In her cluttered, untidy office, Annie stared at the calendar on the wall. It depicted a paradisiacal Indian Ocean island, all pale yellow sands, emerald seas and waving palm trees. If she was truthful, she had never felt happy about doing Silver’s operation; that was why she had abandoned the lucrative field of cosmetic surgery in the first place. The puritan in her had balked at what she was doing… And yet there had been something about Silver that had called out to her for help… something in her very desolation and determination that she hadn’t been able to resist. She had felt an awareness of the extent of her suffering, of her need… she, who had thought herself armoured against emotionalism, just hadn’t been able to refuse to help her.

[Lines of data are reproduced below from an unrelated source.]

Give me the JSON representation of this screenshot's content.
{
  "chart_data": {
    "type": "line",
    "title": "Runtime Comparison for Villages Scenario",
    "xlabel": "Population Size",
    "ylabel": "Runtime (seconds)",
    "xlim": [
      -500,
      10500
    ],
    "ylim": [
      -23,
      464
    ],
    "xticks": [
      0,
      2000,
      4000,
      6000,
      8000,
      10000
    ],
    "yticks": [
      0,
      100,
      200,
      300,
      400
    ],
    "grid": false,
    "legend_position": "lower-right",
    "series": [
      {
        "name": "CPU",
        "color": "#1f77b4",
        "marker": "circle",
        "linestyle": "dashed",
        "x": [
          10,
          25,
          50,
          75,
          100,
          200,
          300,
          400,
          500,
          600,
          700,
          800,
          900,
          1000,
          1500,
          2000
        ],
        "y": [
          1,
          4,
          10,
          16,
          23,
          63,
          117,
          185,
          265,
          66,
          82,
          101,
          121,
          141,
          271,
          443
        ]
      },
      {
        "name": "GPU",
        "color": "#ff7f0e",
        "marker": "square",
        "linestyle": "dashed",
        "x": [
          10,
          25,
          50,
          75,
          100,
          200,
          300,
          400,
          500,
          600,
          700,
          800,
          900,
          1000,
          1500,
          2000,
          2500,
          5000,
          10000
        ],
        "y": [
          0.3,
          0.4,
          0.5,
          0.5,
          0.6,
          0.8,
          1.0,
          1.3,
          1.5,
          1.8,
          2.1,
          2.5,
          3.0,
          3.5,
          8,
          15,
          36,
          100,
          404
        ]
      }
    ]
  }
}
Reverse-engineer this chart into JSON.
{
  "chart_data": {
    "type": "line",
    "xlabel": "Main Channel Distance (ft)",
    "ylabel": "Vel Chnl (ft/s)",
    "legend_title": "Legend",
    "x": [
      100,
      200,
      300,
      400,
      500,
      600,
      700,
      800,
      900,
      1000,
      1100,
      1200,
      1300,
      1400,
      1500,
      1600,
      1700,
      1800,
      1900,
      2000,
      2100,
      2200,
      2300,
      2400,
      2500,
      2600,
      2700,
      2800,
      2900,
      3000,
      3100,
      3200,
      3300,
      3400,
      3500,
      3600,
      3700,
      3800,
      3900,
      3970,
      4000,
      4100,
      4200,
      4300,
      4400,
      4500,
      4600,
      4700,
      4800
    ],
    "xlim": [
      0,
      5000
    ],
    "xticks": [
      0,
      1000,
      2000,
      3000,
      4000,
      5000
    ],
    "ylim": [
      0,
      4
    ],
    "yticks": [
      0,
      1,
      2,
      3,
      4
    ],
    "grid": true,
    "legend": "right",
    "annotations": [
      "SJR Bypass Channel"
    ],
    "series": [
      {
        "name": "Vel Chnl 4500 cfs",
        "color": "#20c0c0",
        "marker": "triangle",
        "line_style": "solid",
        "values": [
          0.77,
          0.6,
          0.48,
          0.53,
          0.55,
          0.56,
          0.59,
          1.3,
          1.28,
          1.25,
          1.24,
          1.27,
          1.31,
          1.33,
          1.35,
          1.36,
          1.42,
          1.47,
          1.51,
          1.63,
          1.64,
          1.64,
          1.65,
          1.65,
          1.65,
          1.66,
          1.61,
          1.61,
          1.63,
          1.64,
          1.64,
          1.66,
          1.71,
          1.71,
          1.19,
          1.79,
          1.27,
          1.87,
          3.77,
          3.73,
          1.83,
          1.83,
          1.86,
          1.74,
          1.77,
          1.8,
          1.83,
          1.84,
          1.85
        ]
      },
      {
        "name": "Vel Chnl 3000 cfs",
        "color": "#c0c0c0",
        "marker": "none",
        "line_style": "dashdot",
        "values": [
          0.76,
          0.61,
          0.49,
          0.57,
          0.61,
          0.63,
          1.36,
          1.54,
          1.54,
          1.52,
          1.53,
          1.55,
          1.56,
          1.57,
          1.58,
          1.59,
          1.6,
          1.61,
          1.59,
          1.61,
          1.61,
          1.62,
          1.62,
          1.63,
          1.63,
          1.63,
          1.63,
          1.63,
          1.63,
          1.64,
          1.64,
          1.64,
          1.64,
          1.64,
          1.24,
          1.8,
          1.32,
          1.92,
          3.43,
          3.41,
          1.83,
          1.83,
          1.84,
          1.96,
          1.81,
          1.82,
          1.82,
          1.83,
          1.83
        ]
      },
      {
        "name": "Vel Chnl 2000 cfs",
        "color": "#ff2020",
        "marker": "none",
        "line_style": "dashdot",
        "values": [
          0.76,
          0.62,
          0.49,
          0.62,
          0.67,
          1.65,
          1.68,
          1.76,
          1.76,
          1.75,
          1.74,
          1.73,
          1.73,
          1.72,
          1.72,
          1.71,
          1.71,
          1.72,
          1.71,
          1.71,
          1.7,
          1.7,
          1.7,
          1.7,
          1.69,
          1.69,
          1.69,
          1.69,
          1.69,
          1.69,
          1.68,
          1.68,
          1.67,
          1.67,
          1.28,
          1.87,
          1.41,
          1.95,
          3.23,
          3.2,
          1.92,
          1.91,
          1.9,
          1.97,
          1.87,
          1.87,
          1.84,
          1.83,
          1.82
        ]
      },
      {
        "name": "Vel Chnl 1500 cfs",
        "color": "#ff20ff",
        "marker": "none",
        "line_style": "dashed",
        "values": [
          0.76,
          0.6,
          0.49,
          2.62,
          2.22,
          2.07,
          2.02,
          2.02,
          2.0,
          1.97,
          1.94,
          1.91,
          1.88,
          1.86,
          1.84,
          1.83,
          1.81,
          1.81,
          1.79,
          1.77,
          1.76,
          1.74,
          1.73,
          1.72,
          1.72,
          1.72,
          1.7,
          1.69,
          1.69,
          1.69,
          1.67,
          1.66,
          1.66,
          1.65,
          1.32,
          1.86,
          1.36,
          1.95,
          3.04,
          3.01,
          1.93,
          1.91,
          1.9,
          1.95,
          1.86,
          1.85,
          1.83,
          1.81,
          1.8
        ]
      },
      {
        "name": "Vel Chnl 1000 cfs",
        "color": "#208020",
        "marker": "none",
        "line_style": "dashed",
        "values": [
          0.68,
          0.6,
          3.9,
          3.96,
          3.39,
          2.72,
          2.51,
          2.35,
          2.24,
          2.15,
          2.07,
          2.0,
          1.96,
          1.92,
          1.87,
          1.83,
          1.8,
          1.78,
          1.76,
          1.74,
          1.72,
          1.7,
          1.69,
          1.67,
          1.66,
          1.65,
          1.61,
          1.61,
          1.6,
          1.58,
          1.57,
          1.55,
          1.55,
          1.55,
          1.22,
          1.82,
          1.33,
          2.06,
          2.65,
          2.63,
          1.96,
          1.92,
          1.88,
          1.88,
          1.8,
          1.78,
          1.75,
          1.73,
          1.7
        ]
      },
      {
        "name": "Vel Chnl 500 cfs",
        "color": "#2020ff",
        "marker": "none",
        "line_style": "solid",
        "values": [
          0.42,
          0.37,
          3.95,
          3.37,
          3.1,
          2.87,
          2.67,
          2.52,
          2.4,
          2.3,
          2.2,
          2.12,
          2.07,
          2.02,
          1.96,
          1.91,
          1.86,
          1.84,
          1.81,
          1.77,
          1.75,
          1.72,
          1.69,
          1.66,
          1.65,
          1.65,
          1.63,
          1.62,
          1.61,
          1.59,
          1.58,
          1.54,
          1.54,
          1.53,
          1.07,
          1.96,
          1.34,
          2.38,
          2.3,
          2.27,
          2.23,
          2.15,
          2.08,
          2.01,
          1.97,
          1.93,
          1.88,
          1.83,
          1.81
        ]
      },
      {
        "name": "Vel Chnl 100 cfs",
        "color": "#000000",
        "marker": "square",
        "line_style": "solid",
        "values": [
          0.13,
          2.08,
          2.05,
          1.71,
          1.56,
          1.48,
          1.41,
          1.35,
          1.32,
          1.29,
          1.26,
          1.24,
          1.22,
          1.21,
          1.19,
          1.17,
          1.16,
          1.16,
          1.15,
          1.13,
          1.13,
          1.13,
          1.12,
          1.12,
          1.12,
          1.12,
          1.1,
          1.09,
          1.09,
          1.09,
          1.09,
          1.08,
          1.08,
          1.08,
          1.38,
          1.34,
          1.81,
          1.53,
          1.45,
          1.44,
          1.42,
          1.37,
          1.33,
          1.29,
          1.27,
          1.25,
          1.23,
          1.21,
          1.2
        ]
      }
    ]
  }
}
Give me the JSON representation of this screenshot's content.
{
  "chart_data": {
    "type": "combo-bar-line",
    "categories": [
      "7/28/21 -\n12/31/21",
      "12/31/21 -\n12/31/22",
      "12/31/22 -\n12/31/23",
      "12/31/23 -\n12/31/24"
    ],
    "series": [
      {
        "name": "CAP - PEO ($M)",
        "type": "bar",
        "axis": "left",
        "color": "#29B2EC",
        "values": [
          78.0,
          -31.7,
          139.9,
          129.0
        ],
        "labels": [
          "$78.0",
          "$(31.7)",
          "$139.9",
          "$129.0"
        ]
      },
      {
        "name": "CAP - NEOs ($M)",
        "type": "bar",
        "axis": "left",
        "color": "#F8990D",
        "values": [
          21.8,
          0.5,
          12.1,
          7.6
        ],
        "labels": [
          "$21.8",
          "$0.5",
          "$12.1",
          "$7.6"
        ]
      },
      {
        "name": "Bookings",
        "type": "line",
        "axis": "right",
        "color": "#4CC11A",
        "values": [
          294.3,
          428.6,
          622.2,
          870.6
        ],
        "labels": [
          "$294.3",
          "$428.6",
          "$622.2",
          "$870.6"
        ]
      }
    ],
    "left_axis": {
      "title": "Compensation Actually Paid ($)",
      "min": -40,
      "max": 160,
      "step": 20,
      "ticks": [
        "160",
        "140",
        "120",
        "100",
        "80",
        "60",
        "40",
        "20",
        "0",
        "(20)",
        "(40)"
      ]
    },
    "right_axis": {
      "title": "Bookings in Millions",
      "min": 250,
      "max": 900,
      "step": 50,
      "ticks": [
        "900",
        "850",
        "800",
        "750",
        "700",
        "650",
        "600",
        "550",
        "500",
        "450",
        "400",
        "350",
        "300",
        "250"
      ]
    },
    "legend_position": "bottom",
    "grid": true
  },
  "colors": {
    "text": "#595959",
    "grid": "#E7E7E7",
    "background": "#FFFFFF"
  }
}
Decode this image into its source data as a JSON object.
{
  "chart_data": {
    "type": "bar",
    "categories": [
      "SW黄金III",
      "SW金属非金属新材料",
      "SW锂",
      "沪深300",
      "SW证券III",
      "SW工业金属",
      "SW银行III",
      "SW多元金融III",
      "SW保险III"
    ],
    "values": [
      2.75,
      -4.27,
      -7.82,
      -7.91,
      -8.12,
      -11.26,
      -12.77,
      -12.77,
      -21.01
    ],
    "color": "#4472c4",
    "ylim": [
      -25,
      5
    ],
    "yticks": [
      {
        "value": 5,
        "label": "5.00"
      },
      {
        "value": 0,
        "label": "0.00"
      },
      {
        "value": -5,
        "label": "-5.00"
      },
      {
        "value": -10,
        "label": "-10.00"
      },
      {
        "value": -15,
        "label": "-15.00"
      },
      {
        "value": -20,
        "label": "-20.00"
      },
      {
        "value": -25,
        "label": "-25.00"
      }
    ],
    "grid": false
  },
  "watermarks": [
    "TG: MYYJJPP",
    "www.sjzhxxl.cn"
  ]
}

And then, of course, there had been the money.
Five million pounds to help finance her clinic here in Switzerland… her very special clinic where she used her skills to treat the victims of human violence and destructiveness, mending ruined faces and bodies torn, ripped apart… destroyed by human cruelty.
All her skill, though, hadn’t been enough to save Tom.
As always, the memory of her husband weakened her, pain sweeping through her, blotting out the environment of her hospital with its orderly, sane demands on her, taking her to another place… another life and the man she had shared them with.
It was no good remembering Tom. He was never going to come back, never going to bound into their flat, sweeping her off her feet and into bed. She trembled, remembering how it had been between the two of them, and knowing that it was as much because of that… because of all she had shared with Tom that Silver would never have… that she had finally been persuaded to carry out the operations which had given Silver her new face.